I’m pleased to say that I’ve been promoted to a personal chair in English Literature and Book History at the University of Edinburgh.
The Journal of the Edinburgh Bibliographical Society has published a review of The Broadview Introduction to Book History. The reviewer, Stephen W. Brown of Trent University, describes the book as ‘a compact and accessible primer that wears its considerable erudition with comfortable humility’. He writes: ‘the authors have adopted an appropriately conversational tone that conveys the unabashed pleasure they take from their subject, one that gives their prose the feel of a personal tutorial with that rare breed of tutor whose passion makes you want to study whatever they’re teaching.’ The review appears in JEBS 12 (2017), 87-89.
Interacting with Print: Keywords for the Age of Print Saturation has been published by the University of Chicago Press. This is a ‘multigraph’ written by a collective of 22 scholars with the help of a dedicated wiki. It’s the major output of the Interacting with Print research group, which I led from 2008-2013. Writing it was an incredible collaborative experience, which completely changed my understanding of how scholars in the humanities might work together. The book offers a new approach to the history of print culture in Europe from 1750-1900, based on the concept of interactivity. We hope it will turn out to be an important intervention in the field, stimulating future work.
I’ll be launching my new book What the Victorians Made of Romanticism at Blackwell’s book shop on Edinburgh’s South Bridge on 11 January at 6.30pm. Come along to hear me talk about the book, enjoy a glass of wine and buy a signed copy! Thanks to Princeton University Press for supporting the event and Blackwell’s book shop for hosting it. If you’re in Edinburgh, get your free ticket here and come along.
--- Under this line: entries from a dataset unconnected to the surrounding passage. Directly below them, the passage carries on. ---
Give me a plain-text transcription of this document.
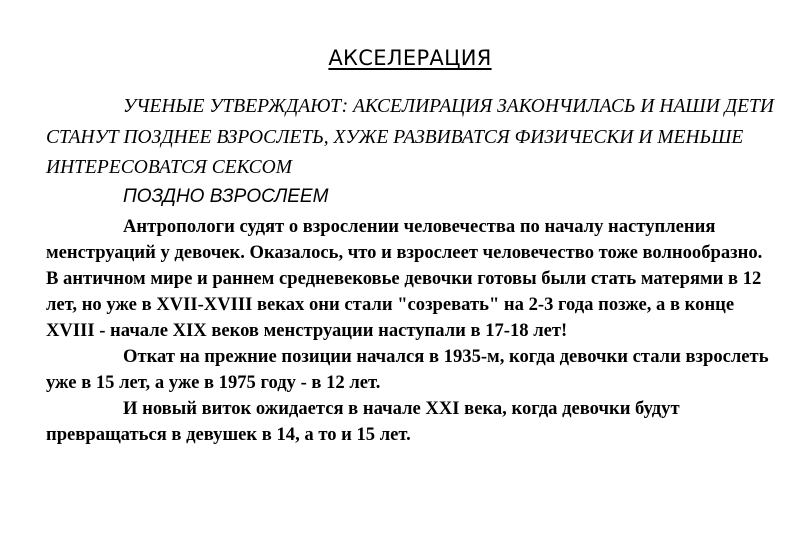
АКСЕЛЕРАЦИЯ

УЧЕНЫЕ УТВЕРЖДАЮТ: АКСЕЛИРАЦИЯ ЗАКОНЧИЛАСЬ И НАШИ ДЕТИ СТАНУТ ПОЗДНЕЕ ВЗРОСЛЕТЬ, ХУЖЕ РАЗВИВАТСЯ ФИЗИЧЕСКИ И МЕНЬШЕ ИНТЕРЕСОВАТСЯ СЕКСОМ

ПОЗДНО ВЗРОСЛЕЕМ

Антропологи судят о взрослении человечества по началу наступления менструаций у девочек. Оказалось, что и взрослеет человечество тоже волнообразно. В античном мире и раннем средневековье девочки готовы были стать матерями в 12 лет, но уже в XVII-XVIII веках они стали "созревать" на 2-3 года позже, а в конце XVIII - начале XIX веков менструации наступали в 17-18 лет!

Откат на прежние позиции начался в 1935-м, когда девочки стали взрослеть уже в 15 лет, а уже в 1975 году - в 12 лет.

И новый виток ожидается в начале XXI века, когда девочки будут превращаться в девушек в 14, а то и 15 лет.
Next Wednesday I’ll be interviewing the wonderful poet and essayist Kathleen Jamie for the Centre for the History of the Book annual public lecture. Kathleen Jamie is one of the most important and original writers of poetry and prose working in Scotland today. Her work has won an Eric Gregory Award, a Forward Poetry Prize, and a Costa Poetry Award, among many other distinctions. I’ll be asking her about the material forms her work takes in the world, from books of poetry, to collaborations with artists, to site-specific installations. You can read all about the event here, as well as booking a ticket. It’s free to attend and open to everyone.
I wrote a blog about my new book What the Victorians Made of Romanticism for the Romanticism Blog run by the Wordsworth Trust in Grasmere. In it, I describe some of the main arguments of the book, especially as they relate to William Wordsworth. You can read the blog here. You can buy the book here.
Shelley Conference, Institute for Advanced Study, University of London, September 2017
My article ‘Byron and the Difficulty of Beginning’ has been accepted for publication in the Review of English Studies. The beginnings of Byron’s longer poems reveal a number of anxieties about the poetic act of beginning. He dealt with these concerns in several ways: revising opening lines, using translations from other poets to begin his poems, repurposing lines he had written in another context, multiplying prefatory paratexts, or asking other people to make decisions about how his poems should begin. His poetic beginnings reflect a concern about whether his poems would find well-informed and sympathetic readers, and they are often concerned with what his readers can be expected to know. In his later poems, however, Byron overcame some of these anxieties as he developed a different understanding of beginnings. Beppo and Don Juan are sustained by beginning gestures, which recur repeatedly throughout the poems. These beginnings reflect the poems’ openness to contingency, which tends to make all beginnings necessarily provisional, in life as in art. The essay will appear in a forthcoming issue of the journal.